Im glad i found this site im sure loving it well thank u again and i guess ill be seeing u around here :)
it was nice to be in the insomnia hell and get on here and read your note from earlier. The world is a better place because of kind ppl like yourself. An hour at a time and I got this. Feels endless however at three am :)
Peace and blessings
Hello thank you so much my first day yesturday on this site and i love it i love metting new ppl well hope you had a nice day today
Your note brought a special feeling. It's a pleasure to have you in my friends list. I hope the falling leaves bring peace and serenity and we are in control of our emotions.
Just a quick note to say hi! I am making it threw another day! Bad headaches everyday lately is that part of the wd? Hope your having a awsome day my friend!
Just a quick note to say hi! This is my first time using this site as a responder to a friends request. I don't recall exactly what I posted but I hope this website and new acquaintances can help me through these rough times.
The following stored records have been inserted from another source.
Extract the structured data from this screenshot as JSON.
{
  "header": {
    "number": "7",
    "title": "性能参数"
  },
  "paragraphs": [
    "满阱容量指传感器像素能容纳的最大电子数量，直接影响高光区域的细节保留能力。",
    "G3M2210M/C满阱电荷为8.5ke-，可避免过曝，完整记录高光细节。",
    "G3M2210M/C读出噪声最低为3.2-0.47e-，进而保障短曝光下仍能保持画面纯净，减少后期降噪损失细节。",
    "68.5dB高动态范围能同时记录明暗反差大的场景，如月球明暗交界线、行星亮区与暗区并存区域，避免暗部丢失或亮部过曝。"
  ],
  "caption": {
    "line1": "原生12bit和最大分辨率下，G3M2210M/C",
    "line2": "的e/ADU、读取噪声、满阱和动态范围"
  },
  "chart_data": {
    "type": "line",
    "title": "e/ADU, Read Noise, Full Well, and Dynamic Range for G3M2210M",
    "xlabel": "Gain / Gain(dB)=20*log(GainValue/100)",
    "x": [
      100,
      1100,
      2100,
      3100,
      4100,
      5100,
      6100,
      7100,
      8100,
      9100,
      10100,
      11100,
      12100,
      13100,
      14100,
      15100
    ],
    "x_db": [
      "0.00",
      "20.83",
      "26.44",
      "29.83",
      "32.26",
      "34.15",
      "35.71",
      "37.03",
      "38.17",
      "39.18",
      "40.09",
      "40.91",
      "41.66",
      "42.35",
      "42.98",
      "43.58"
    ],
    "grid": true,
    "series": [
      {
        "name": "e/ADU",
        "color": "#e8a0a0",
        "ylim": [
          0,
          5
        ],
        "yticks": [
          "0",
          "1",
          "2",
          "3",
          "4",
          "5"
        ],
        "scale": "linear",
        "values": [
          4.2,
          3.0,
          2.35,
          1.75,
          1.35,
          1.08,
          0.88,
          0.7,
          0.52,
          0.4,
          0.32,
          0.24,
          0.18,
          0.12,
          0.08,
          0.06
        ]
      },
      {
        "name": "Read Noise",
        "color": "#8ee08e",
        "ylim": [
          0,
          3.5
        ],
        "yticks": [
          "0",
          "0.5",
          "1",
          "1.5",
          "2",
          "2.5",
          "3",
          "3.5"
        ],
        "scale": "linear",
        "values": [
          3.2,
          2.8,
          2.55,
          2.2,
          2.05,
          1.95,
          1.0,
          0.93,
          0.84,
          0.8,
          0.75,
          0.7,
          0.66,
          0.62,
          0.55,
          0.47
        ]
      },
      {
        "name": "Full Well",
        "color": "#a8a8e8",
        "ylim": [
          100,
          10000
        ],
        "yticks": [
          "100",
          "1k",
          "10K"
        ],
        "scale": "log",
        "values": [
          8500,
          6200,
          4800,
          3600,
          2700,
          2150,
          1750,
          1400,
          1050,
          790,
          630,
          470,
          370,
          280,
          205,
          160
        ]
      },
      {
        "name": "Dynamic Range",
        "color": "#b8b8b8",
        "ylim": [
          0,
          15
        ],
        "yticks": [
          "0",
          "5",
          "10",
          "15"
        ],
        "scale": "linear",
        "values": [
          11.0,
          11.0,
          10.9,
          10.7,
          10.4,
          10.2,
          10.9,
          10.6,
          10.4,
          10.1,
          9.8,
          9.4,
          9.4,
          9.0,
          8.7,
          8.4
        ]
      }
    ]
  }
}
Many thanks! I hope I'll receive answers, I'm really having a hard time figuring things out! Are you a moderator here?
Thank you. I don't even know where to start.
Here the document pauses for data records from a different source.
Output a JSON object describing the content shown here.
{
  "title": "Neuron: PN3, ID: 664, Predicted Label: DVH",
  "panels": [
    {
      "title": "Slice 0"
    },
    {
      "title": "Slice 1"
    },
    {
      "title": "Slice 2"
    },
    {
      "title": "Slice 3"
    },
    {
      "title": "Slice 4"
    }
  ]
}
Just thought I'd drop a line. I've been very pensive lately, deep in thought! :)
Thank you for the note, and for all the helpful advice and kind words. That's wonderful that you were able to fight your addiction, for the sake of your son and your health. I know that's no easy feat. I hope you can keep it up and stay healthy for years to come. Thanks for the support and encouragement, for my mom and myself. Best to you:)
Well thankyou, At least you have been clean since 1999, My Husband cant seem to stay clean for more than a few months. I cannot help him anymore and I don't want to. I want a life not an existence. The problem is we have too much tied up financially and I'm worried his addictions will make him blow or destroy everything we've worked hard for.
Thank goodness I've totally protected our 3 children. He kept his drug use away from the home and where we live. I think with having money has allowed him to feed his habit more. I need advice from partners of drug users..Thanks again Michelle
I'm sorry to hear Your day was stressful - I hope You have a much better day today. I feel good that I may have given You a little lift - know that it was heartfelt and sincere !! I have much respect and admiration for You. It's my pleasure to 'know' You here !!